您可以使用正则表达式和deque,这在您处理大型文件时更加优化:

import re
from collections import deque

sents_with_positions = deque()
container = deque()

with open('myfile.txt') as f:
    for line in f:
        if line != '\n':
            try:
                matched_tuple = re.search(r'^\((\d+),\s?(\d+),\s?(.*)\)\n$',line).groups()
            except AttributeError:
                pass
            else:
                container.append(matched_tuple)
        else:
            sents_with_positions.append(container)
            container.clear()

答案 4 :(得分:2)

我已经阅读了许多好的答案,其中一些使用了我在阅读问题时所使用的方法。无论如何,我认为我已经添加了一些内容,所以我决定发布。

<强>抽象

我的解决方案基于single line解析方法来处理难以适应内存的文件。

线路解码由unicode-aware regex完成。它用数据解析两行,用空数解析当前部分的结尾。这使得解析过程os-agnostic尽管有特定的行分隔符(\n\r\r\n)。

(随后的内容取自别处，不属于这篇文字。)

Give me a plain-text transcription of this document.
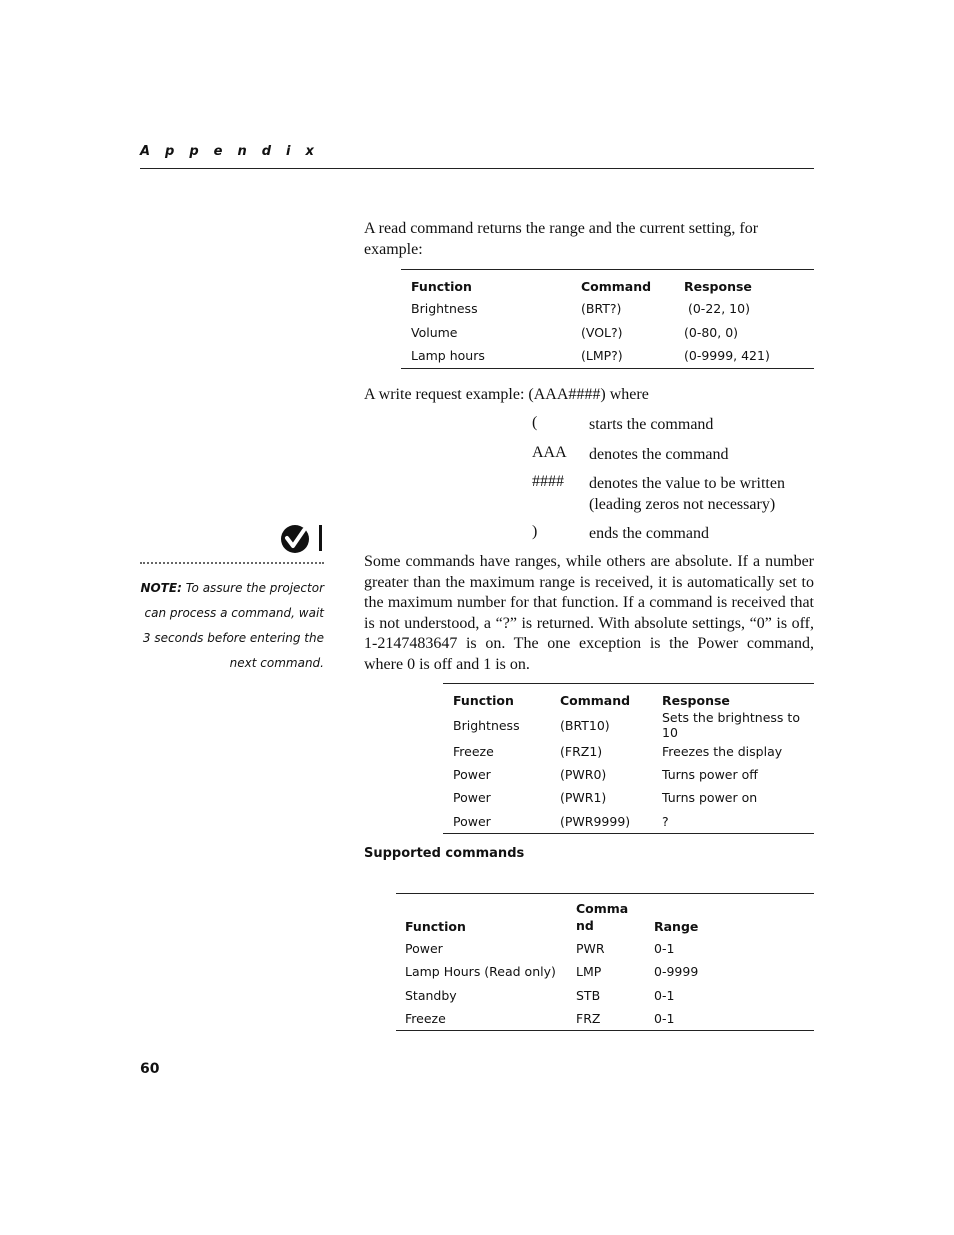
Appendix
A read command returns the range and the current setting, for example:
Function	Command	Response
Brightness	(BRT?)	(0-22, 10)
Volume	(VOL?)	(0-80, 0)
Lamp hours	(LMP?)	(0-9999, 421)
A write request example: (AAA####) where
(	starts the command
AAA denotes the command
#### denotes the value to be written (leading zeros not necessary)
)	ends the command
NOTE: To assure the projector can process a command, wait 3 seconds before entering the next command.
Some commands have ranges, while others are absolute. If a number greater than the maximum range is received, it is automatically set to the maximum number for that function. If a command is received that is not understood, a “?” is returned. With absolute settings, “0” is off, 1-2147483647 is on. The one exception is the Power command, where 0 is off and 1 is on.
Function	Command	Response
Brightness	(BRT10)	Sets the brightness to 10
Freeze	(FRZ1)	Freezes the display
Power	(PWR0)	Turns power off
Power	(PWR1)	Turns power on
Power	(PWR9999)	?
Supported commands
Function	Command	Range
Power	PWR	0-1
Lamp Hours (Read only)	LMP	0-9999
Standby	STB	0-1
Freeze	FRZ	0-1
60
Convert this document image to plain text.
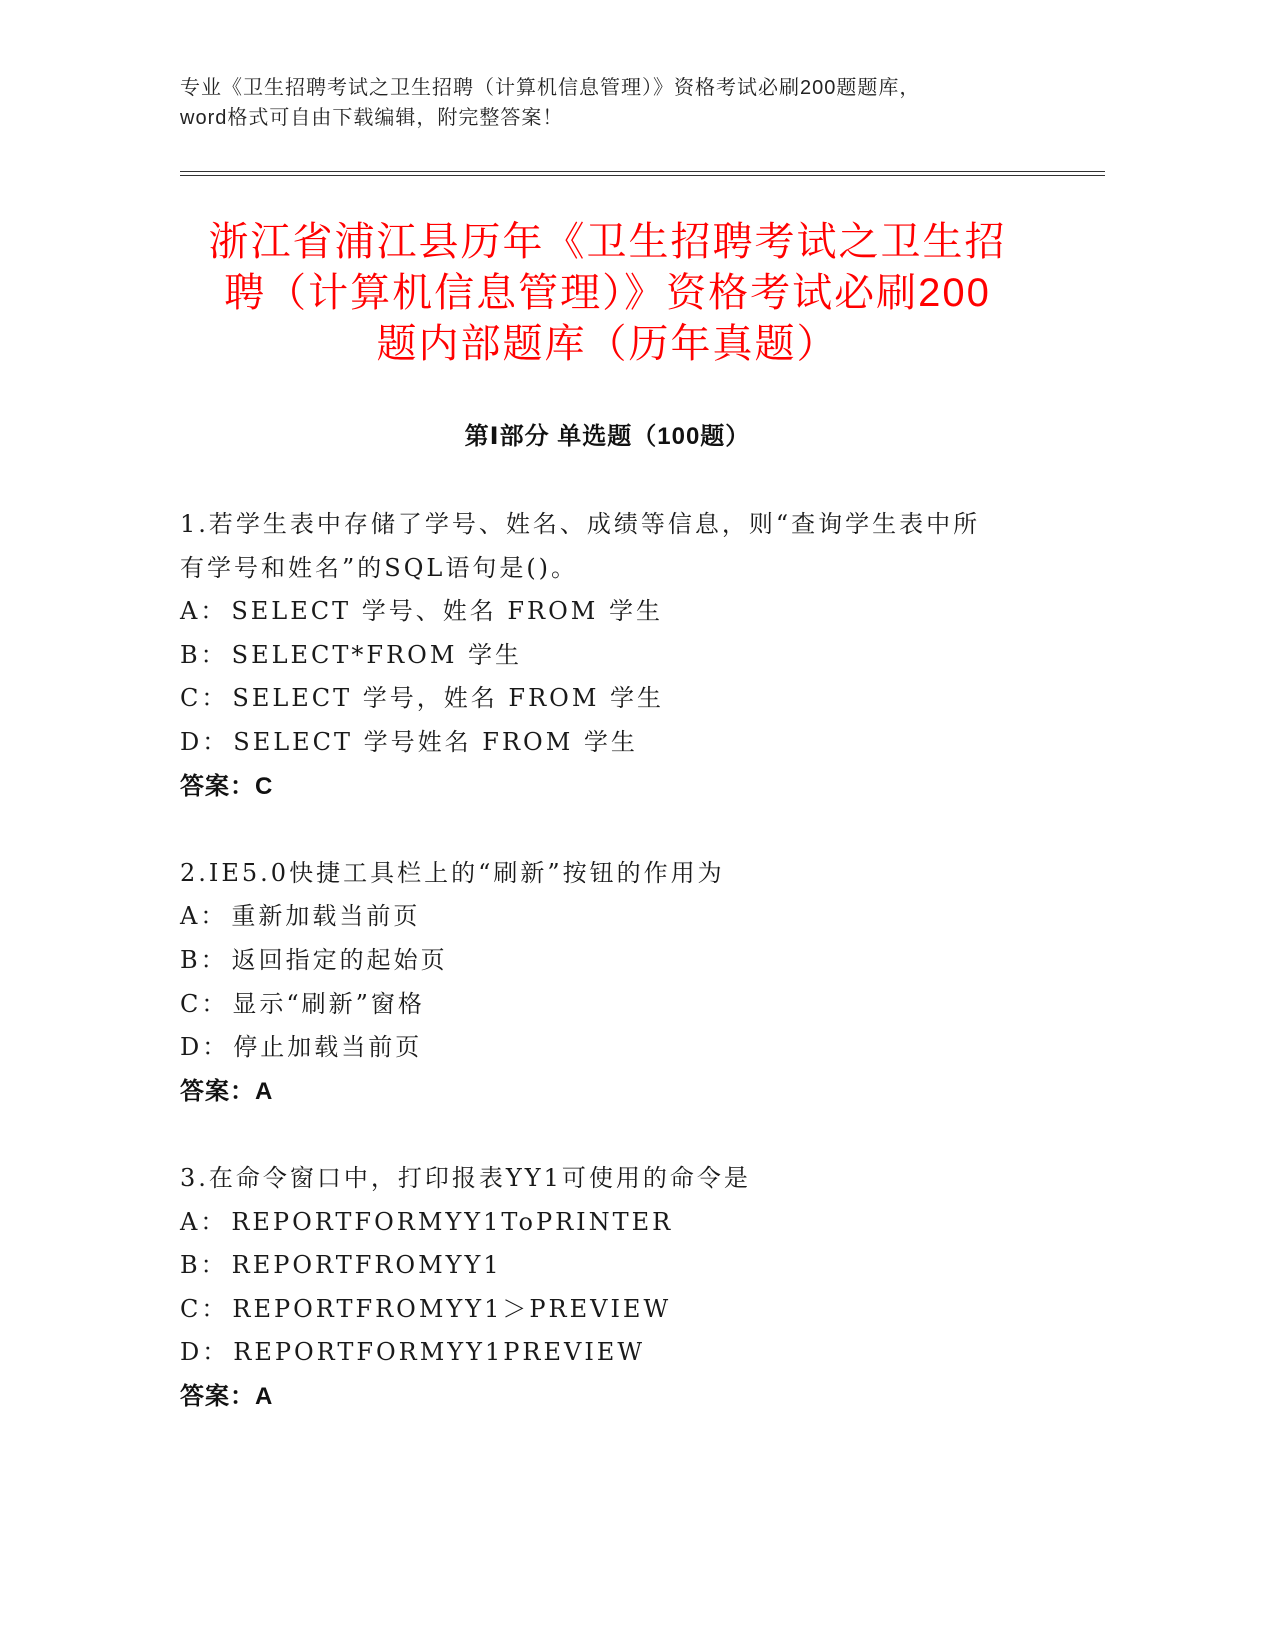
专业《卫生招聘考试之卫生招聘（计算机信息管理）》资格考试必刷200题题库，
word格式可自由下载编辑，附完整答案！
浙江省浦江县历年《卫生招聘考试之卫生招
聘（计算机信息管理）》资格考试必刷200
题内部题库（历年真题）
第Ⅰ部分 单选题（100题）
1.若学生表中存储了学号、姓名、成绩等信息，则“查询学生表中所
有学号和姓名”的SQL语句是()。
A： SELECT 学号、姓名 FROM 学生
B： SELECT*FROM 学生
C： SELECT 学号，姓名 FROM 学生
D： SELECT 学号姓名 FROM 学生
答案：C
2.IE5.0快捷工具栏上的“刷新”按钮的作用为
A： 重新加载当前页
B： 返回指定的起始页
C： 显示“刷新”窗格
D： 停止加载当前页
答案：A
3.在命令窗口中，打印报表YY1可使用的命令是
A： REPORTFORMYY1ToPRINTER
B： REPORTFROMYY1
C： REPORTFROMYY1＞PREVIEW
D： REPORTFORMYY1PREVIEW
答案：A
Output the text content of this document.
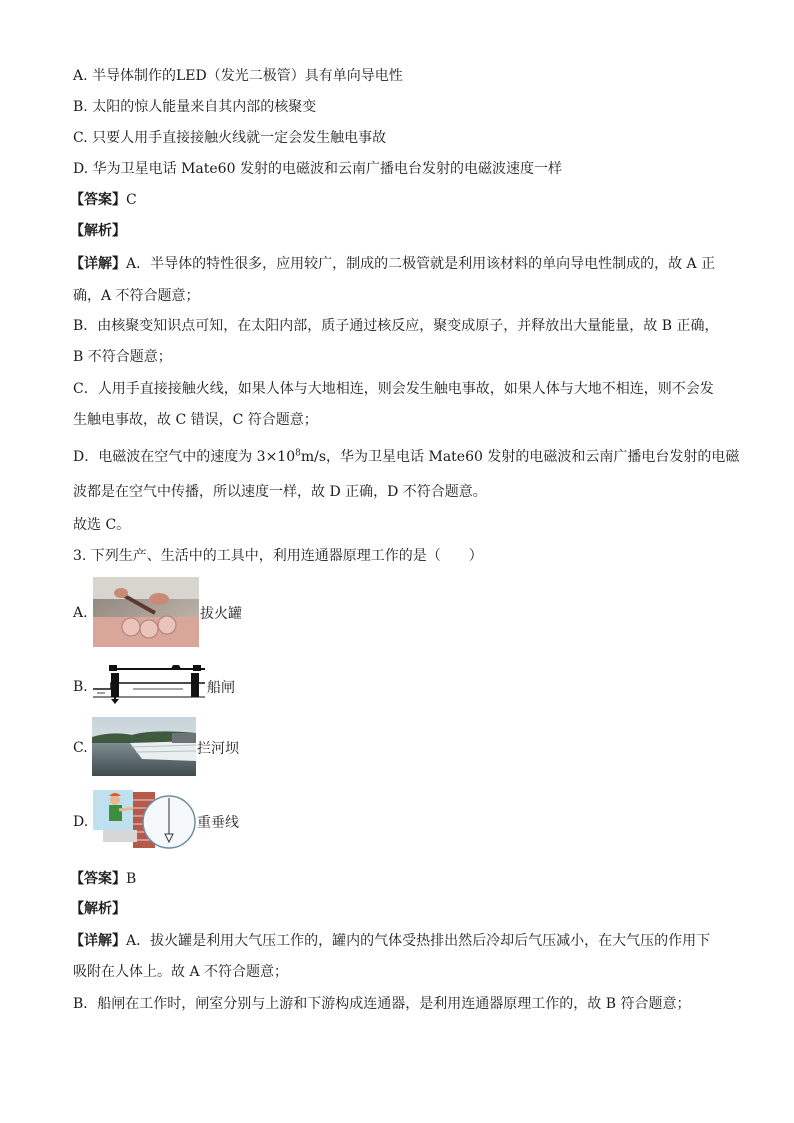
A. 半导体制作的LED（发光二极管）具有单向导电性
B. 太阳的惊人能量来自其内部的核聚变
C. 只要人用手直接接触火线就一定会发生触电事故
D. 华为卫星电话 Mate60 发射的电磁波和云南广播电台发射的电磁波速度一样
【答案】C
【解析】
【详解】A．半导体的特性很多，应用较广，制成的二极管就是利用该材料的单向导电性制成的，故 A 正
确，A 不符合题意；
B．由核聚变知识点可知，在太阳内部，质子通过核反应，聚变成原子，并释放出大量能量，故 B 正确，
B 不符合题意；
C．人用手直接接触火线，如果人体与大地相连，则会发生触电事故，如果人体与大地不相连，则不会发
生触电事故，故 C 错误，C 符合题意；
D．电磁波在空气中的速度为 $3\times 10^8m/s$，华为卫星电话 Mate60 发射的电磁波和云南广播电台发射的电磁
波都是在空气中传播，所以速度一样，故 D 正确，D 不符合题意。
故选 C。
3. 下列生产、生活中的工具中，利用连通器原理工作的是（　　）
A.	拔火罐
B.	船闸
C.	拦河坝
D.	重垂线
【答案】B
【解析】
【详解】A．拔火罐是利用大气压工作的，罐内的气体受热排出然后冷却后气压减小，在大气压的作用下
吸附在人体上。故 A 不符合题意；
B．船闸在工作时，闸室分别与上游和下游构成连通器，是利用连通器原理工作的，故 B 符合题意；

为了确保(在处理您永远不知道的大文件时),我还在输入数据中超出空格或制表符时添加了fault-tolerance

例如行如( 0 , 4, röck )( 86, 87 , ))都正确解析(请参阅下面的正则表达式突破部分和输出在线demo)。

代码段 Ideone demo

import re

words = []
positions = []

pattern = re.compile(ur'^
(?:
  [ \t]*[(][ \t]*
  (\d+)
  [ \t]*,[ \t]*
  (\d+)
  [ \t]*,[ \t]*
  (\S+)
  [ \t]*[)][ \t]*
)?
$', re.UNICODE | re.VERBOSE)

w_buffer = []
p_buffer = []    
# automatically close the file handler also in case of exception
with open('file.input') as fin:
    for line in fin:
        for (start, end, token) in re.findall(pattern, line):
            if start:
                w_buffer.append(token)
                p_buffer.append((int(start), int(end), token))
            else:
                words.append(tuple(w_buffer)); w_buffer = []
                positions.append(p_buffer); p_buffer = []
    if start:
        words.append(tuple(w_buffer))
        positions.append(p_buffer)

# An optional prettified output
import pprint as pp
pp.pprint(words)
pp.pprint(positions)


正则表达式突破 Regex101 Demo

Regular expression visualization

^                   # Start of the string
(?:                 # Start NCG1 (Non Capturing Group 1)
  [ \t]* [(] [ \t]* # (1): A literal opening round bracket (i prefer over '\(')...
                    # ...surrounded by zero or more spaces or tabs
  (\d+)             # One or more digits ([0-9]+) saved in CG1 (Capturing Group 1)
                    #
  [ \t]*  ,  [ \t]* # (2) A literal comma ','...
                    # ...surrounded by zero or more spaces or tabs
  (\d+)             # One or more digits ([0-9]+) saved in CG2
                    #
  [ \t]*  ,  [ \t]* # see (2)
                    #
  (\S+)             # One or more of any non-whitespace character... 
                    # ...(as [^\s]) saved in CG3
  [ \t]* [)] [ \t]* # see (1)
)?                  # Close NCG1, '?' makes group optional...
                    # ...to match also empty lines (as '^$')
$                   # End of the string (with or without newline)

答案 5 :(得分:1)

我发现在单个替换正则表达式中这是一个很好的挑战。

我得到了Q工作的第一部分,遗漏了一些边缘案例并删除了非必要的细节。

下面是我使用优秀的RegexBuddy工具的截图。

您是否需要纯正的正则表达式解决方案,或者寻找使用代码处理中间正则表达式结果的解决方案。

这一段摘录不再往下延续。